Technical Analysis: USD/JPY remains confined in a two-week-old range below 152.00, bullish potential seems intact

From a technical perspective, the range-bound price action witnessed over the past two weeks or so might still be categorized as a bullish consolidation phase against the backdrop of a strong rally from the March swing low. Moreover, oscillators on the daily chart are holding in the positive territory and are still far from being in the overbought zone. This, in turn, suggests that the path of least resistance for the USD/JPY pair is to the upside. That said, bulls might need a sustained breakout through the trading range resistance, around the 152.00 mark, or a multi-decade high before positioning for any further appreciating move.
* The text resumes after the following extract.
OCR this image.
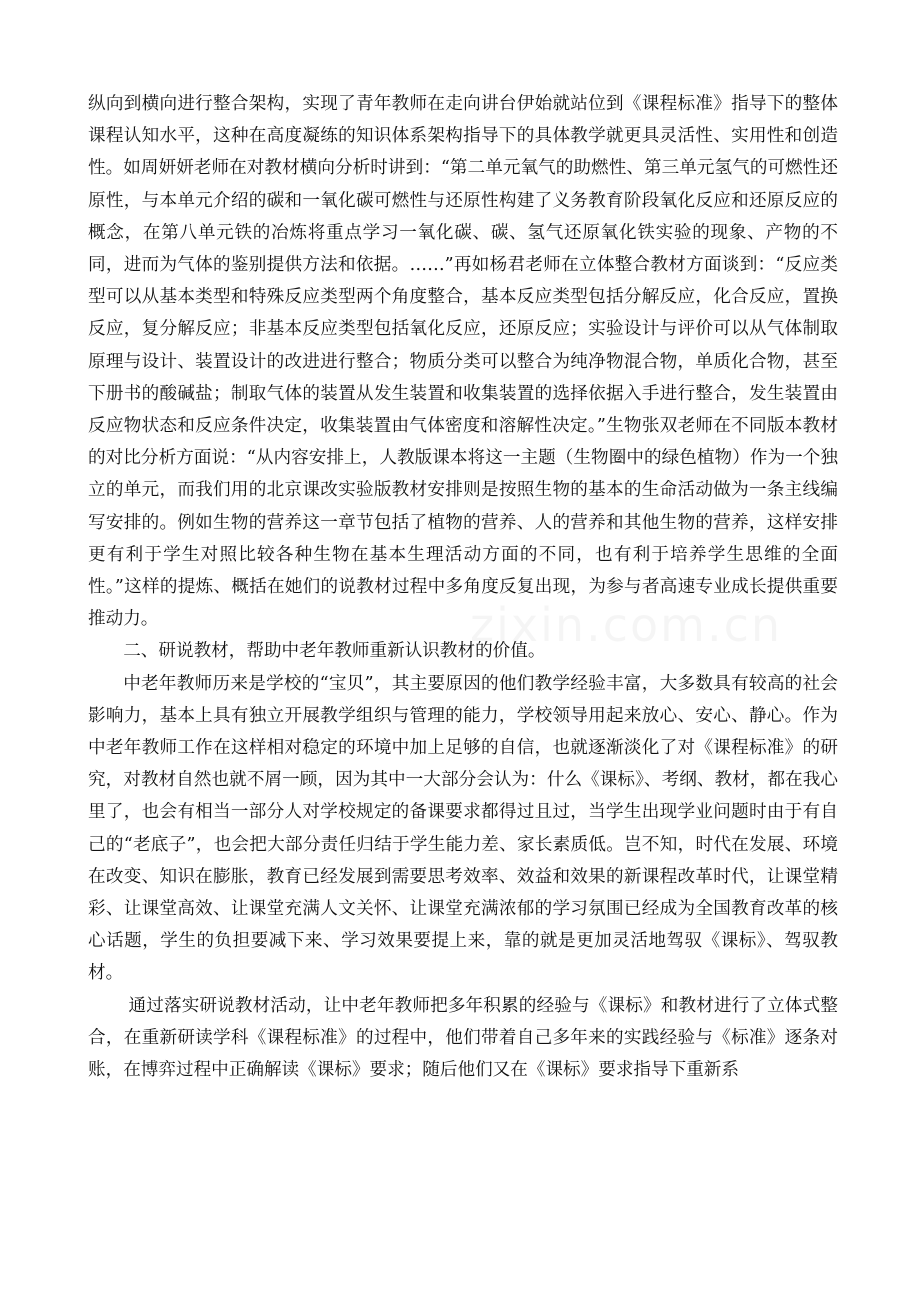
纵向到横向进行整合架构，实现了青年教师在走向讲台伊始就站位到《课程标准》指导下的整体课程认知水平，这种在高度凝练的知识体系架构指导下的具体教学就更具灵活性、实用性和创造性。如周妍妍老师在对教材横向分析时讲到：“第二单元氧气的助燃性、第三单元氢气的可燃性还原性，与本单元介绍的碳和一氧化碳可燃性与还原性构建了义务教育阶段氧化反应和还原反应的概念，在第八单元铁的冶炼将重点学习一氧化碳、碳、氢气还原氧化铁实验的现象、产物的不同，进而为气体的鉴别提供方法和依据。……”再如杨君老师在立体整合教材方面谈到：“反应类型可以从基本类型和特殊反应类型两个角度整合，基本反应类型包括分解反应，化合反应，置换反应，复分解反应；非基本反应类型包括氧化反应，还原反应；实验设计与评价可以从气体制取原理与设计、装置设计的改进进行整合；物质分类可以整合为纯净物混合物，单质化合物，甚至下册书的酸碱盐；制取气体的装置从发生装置和收集装置的选择依据入手进行整合，发生装置由反应物状态和反应条件决定，收集装置由气体密度和溶解性决定。”生物张双老师在不同版本教材的对比分析方面说：“从内容安排上，人教版课本将这一主题（生物圈中的绿色植物）作为一个独立的单元，而我们用的北京课改实验版教材安排则是按照生物的基本的生命活动做为一条主线编写安排的。例如生物的营养这一章节包括了植物的营养、人的营养和其他生物的营养，这样安排更有利于学生对照比较各种生物在基本生理活动方面的不同，也有利于培养学生思维的全面性。”这样的提炼、概括在她们的说教材过程中多角度反复出现，为参与者高速专业成长提供重要推动力。

二、研说教材，帮助中老年教师重新认识教材的价值。

中老年教师历来是学校的“宝贝”，其主要原因的他们教学经验丰富，大多数具有较高的社会影响力，基本上具有独立开展教学组织与管理的能力，学校领导用起来放心、安心、静心。作为中老年教师工作在这样相对稳定的环境中加上足够的自信，也就逐渐淡化了对《课程标准》的研究，对教材自然也就不屑一顾，因为其中一大部分会认为：什么《课标》、考纲、教材，都在我心里了，也会有相当一部分人对学校规定的备课要求都得过且过，当学生出现学业问题时由于有自己的“老底子”，也会把大部分责任归结于学生能力差、家长素质低。岂不知，时代在发展、环境在改变、知识在膨胀，教育已经发展到需要思考效率、效益和效果的新课程改革时代，让课堂精彩、让课堂高效、让课堂充满人文关怀、让课堂充满浓郁的学习氛围已经成为全国教育改革的核心话题，学生的负担要减下来、学习效果要提上来，靠的就是更加灵活地驾驭《课标》、驾驭教材。

通过落实研说教材活动，让中老年教师把多年积累的经验与《课标》和教材进行了立体式整合，在重新研读学科《课程标准》的过程中，他们带着自己多年来的实践经验与《标准》逐条对账，在博弈过程中正确解读《课标》要求；随后他们又在《课标》要求指导下重新系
On the flip side, the lower end of the aforementioned trading range, around the 151.10-151.00 area, is likely to protect the immediate downside. Some follow-through selling below the 150.85-150.80 horizontal resistance breakpoint, now turned support, could expose the next relevant support near the 150.25 area. This is closely followed by the 150.00 psychological mark, which if broken decisively might turn the USD/JPY pair vulnerable to accelerate the corrective decline further towards the 149.35-149.30 region before eventually dropping to the 149.00 mark.

Fed FAQs

Monetary policy in the US is shaped by the Federal Reserve (Fed). The Fed has two mandates: to achieve price stability and foster full employment. Its primary tool to achieve these goals is by adjusting interest rates. When prices are rising too quickly and inflation is above the Fed’s 2% target, it raises interest rates, increasing borrowing costs throughout the economy. This results in a stronger US Dollar (USD) as it makes the US a more attractive place for international investors to park their money. When inflation falls below 2% or the Unemployment Rate is too high, the Fed may lower interest rates to encourage borrowing, which weighs on the Greenback.
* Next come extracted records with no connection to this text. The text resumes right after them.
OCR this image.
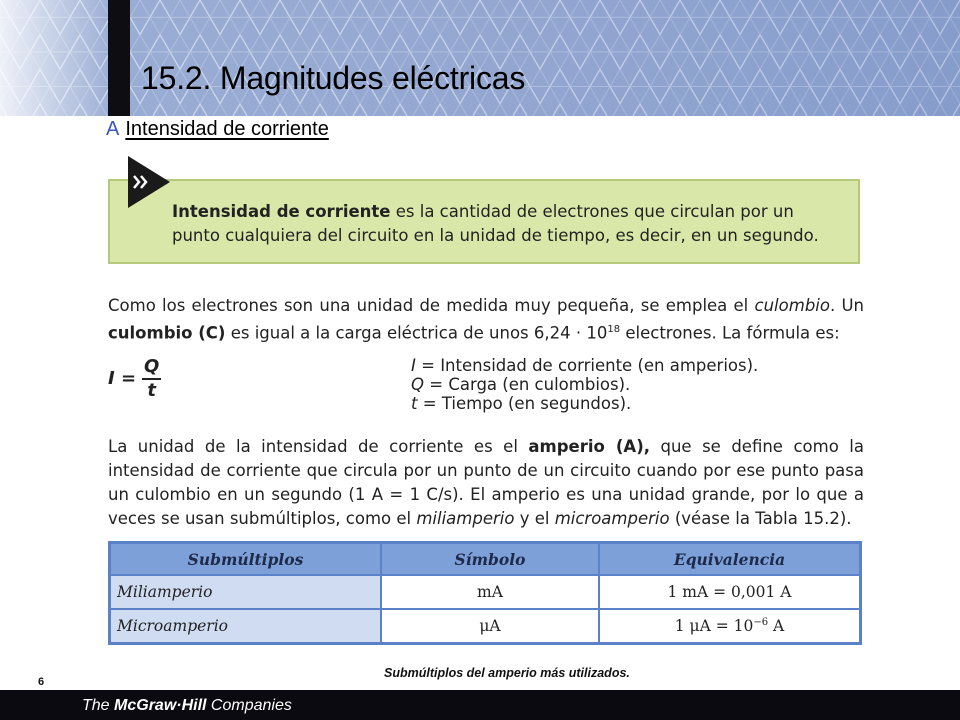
15.2. Magnitudes eléctricas
A Intensidad de corriente
Intensidad de corriente es la cantidad de electrones que circulan por un punto cualquiera del circuito en la unidad de tiempo, es decir, en un segundo.
Como los electrones son una unidad de medida muy pequeña, se emplea el culombio. Un culombio (C) es igual a la carga eléctrica de unos $6,24 \cdot 10^{18}$ electrones. La fórmula es:
$I = \frac{Q}{t}$	I = Intensidad de corriente (en amperios).
Q = Carga (en culombios).
t = Tiempo (en segundos).
La unidad de la intensidad de corriente es el amperio (A), que se define como la intensidad de corriente que circula por un punto de un circuito cuando por ese punto pasa un culombio en un segundo (1 A = 1 C/s). El amperio es una unidad grande, por lo que a veces se usan submúltiplos, como el miliamperio y el microamperio (véase la Tabla 15.2).
Submúltiplos	Símbolo	Equivalencia
Miliamperio	mA	1 mA = 0,001 A
Microamperio	μA	1 $\mu A = 10^{-6}$ A
Submúltiplos del amperio más utilizados.
6
The McGraw·Hill Companies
The Federal Reserve (Fed) holds eight policy meetings a year, where the Federal Open Market Committee (FOMC) assesses economic conditions and makes monetary policy decisions. The FOMC is attended by twelve Fed officials – the seven members of the Board of Governors, the president of the Federal Reserve Bank of New York, and four of the remaining eleven regional Reserve Bank presidents, who serve one-year terms on a rotating basis.
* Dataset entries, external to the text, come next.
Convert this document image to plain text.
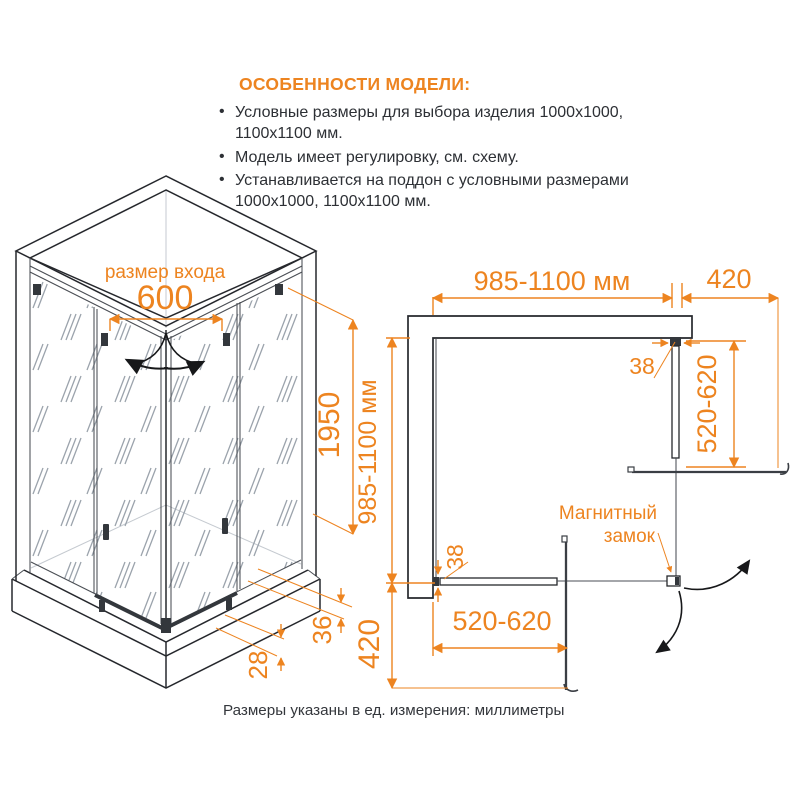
ОСОБЕННОСТИ МОДЕЛИ:
• Условные размеры для выбора изделия 1000х1000, 1100х1100 мм.
• Модель имеет регулировку, см. схему.
• Устанавливается на поддон с условными размерами 1000х1000, 1100х1100 мм.
размер входа
600
1950
36
28
985-1100 мм	420
38 520-620
985-1100 мм
420
38
520-620
Магнитный
замок
Размеры указаны в ед. измерения: миллиметры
In extreme situations, the Federal Reserve may resort to a policy named Quantitative Easing (QE). QE is the process by which the Fed substantially increases the flow of credit in a stuck financial system. It is a non-standard policy measure used during crises or when inflation is extremely low. It was the Fed’s weapon of choice during the Great Financial Crisis in 2008. It involves the Fed printing more Dollars and using them to buy high grade bonds from financial institutions. QE usually weakens the US Dollar.

Quantitative tightening (QT) is the reverse process of QE, whereby the Federal Reserve stops buying bonds from financial institutions and does not reinvest the principal from the bonds it holds maturing, to purchase new bonds. It is usually positive for the value of the US Dollar.